De lá para cá, a inflação oficial medida pelo Índice de Preços ao Consumidor Amplo (IPCA) acumulou alta de 286,63% entre julho de 1994 e maio de 2011, segundo dados do IBGE. Ou seja: um produto que naquele mês custava R$ 10, hoje sairia por R$ 38,66.
Parece muito, mas indica que o plano alcançou seu objetivo principal: só nos seis meses antes da entrada em circulação da nova moeda, a inflação acumulara alta de 757,29%. No ano anterior, a inflação pelo IPCA batera os exorbitantes 2.477,15%. No primeiro mês de circulação do real, caiu para 6,48%.Na avaliação do pesquisador da Fundação Getúlio Vargas, Armando Castelar, o real perdeu poder de compra desde a sua criação, mas em ritmo bem mais lento do que o que ocorria antes do plano. "O poder de compra do real diminuiu nesse tempo por causa da inflação.
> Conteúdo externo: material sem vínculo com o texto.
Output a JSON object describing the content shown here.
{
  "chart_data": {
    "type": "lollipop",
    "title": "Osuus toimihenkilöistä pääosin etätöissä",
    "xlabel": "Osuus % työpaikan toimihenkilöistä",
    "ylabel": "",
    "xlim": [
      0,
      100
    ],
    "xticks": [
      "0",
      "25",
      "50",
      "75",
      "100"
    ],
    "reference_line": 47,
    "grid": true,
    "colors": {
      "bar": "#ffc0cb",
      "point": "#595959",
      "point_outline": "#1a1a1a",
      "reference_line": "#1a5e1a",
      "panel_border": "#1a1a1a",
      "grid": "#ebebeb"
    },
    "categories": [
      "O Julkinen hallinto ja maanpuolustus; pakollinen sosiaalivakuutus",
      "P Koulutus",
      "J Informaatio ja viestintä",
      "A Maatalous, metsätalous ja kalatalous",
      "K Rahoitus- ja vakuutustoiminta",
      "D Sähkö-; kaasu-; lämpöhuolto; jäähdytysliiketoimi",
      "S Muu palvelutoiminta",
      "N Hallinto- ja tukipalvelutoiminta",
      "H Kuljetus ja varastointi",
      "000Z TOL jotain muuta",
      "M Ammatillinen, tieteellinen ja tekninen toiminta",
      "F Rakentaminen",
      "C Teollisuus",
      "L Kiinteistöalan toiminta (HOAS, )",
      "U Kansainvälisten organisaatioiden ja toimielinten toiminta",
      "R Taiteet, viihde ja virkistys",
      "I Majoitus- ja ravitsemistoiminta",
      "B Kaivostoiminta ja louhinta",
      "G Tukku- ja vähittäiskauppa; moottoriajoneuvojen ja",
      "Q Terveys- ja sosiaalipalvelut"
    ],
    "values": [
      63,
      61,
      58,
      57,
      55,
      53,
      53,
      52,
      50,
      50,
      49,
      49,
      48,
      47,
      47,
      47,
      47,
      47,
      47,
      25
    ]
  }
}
Mas o que é interessante é que demorou 17 anos para ter uma perda que antes acontecia em um trimestre", compara o professor.
Para Castelar, os mais pobres foram os mais beneficiados pela estabilização da inflação, já que são os mais penalizados em tempos de alta dos preços. "Na época da inflação descontrolada, conheci uma fábrica no interior de São Paulo em que os funcionários pediram para não saber em que dia eles receberiam o salário, porque todos os supermercados aumentavam os preços no dia do pagamento", conta Castelar.
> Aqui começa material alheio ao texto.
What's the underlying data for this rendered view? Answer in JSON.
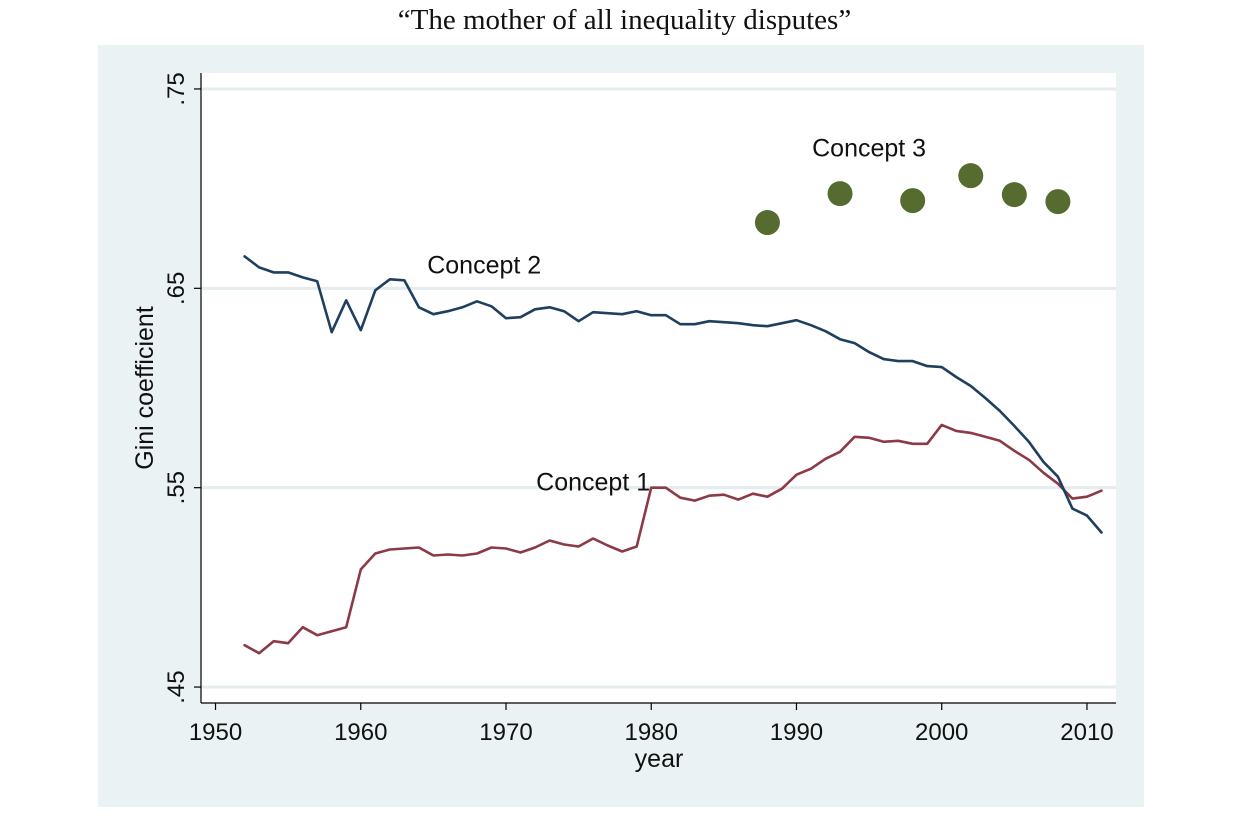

"Isso dá uma ideia da complexidade que era viver de uma inflação nesse tamanho.Quem sofria mais eram as pessoas mais pobres, sem conta em banco e que recebiam em dinheiro vivo", diz.
O coordenador do Índice de Preços ao Consumidor da Fipe, Antonio Comune, concorda. " Todos perdem com a inflação, mas quem perde mais é o pobre", diz.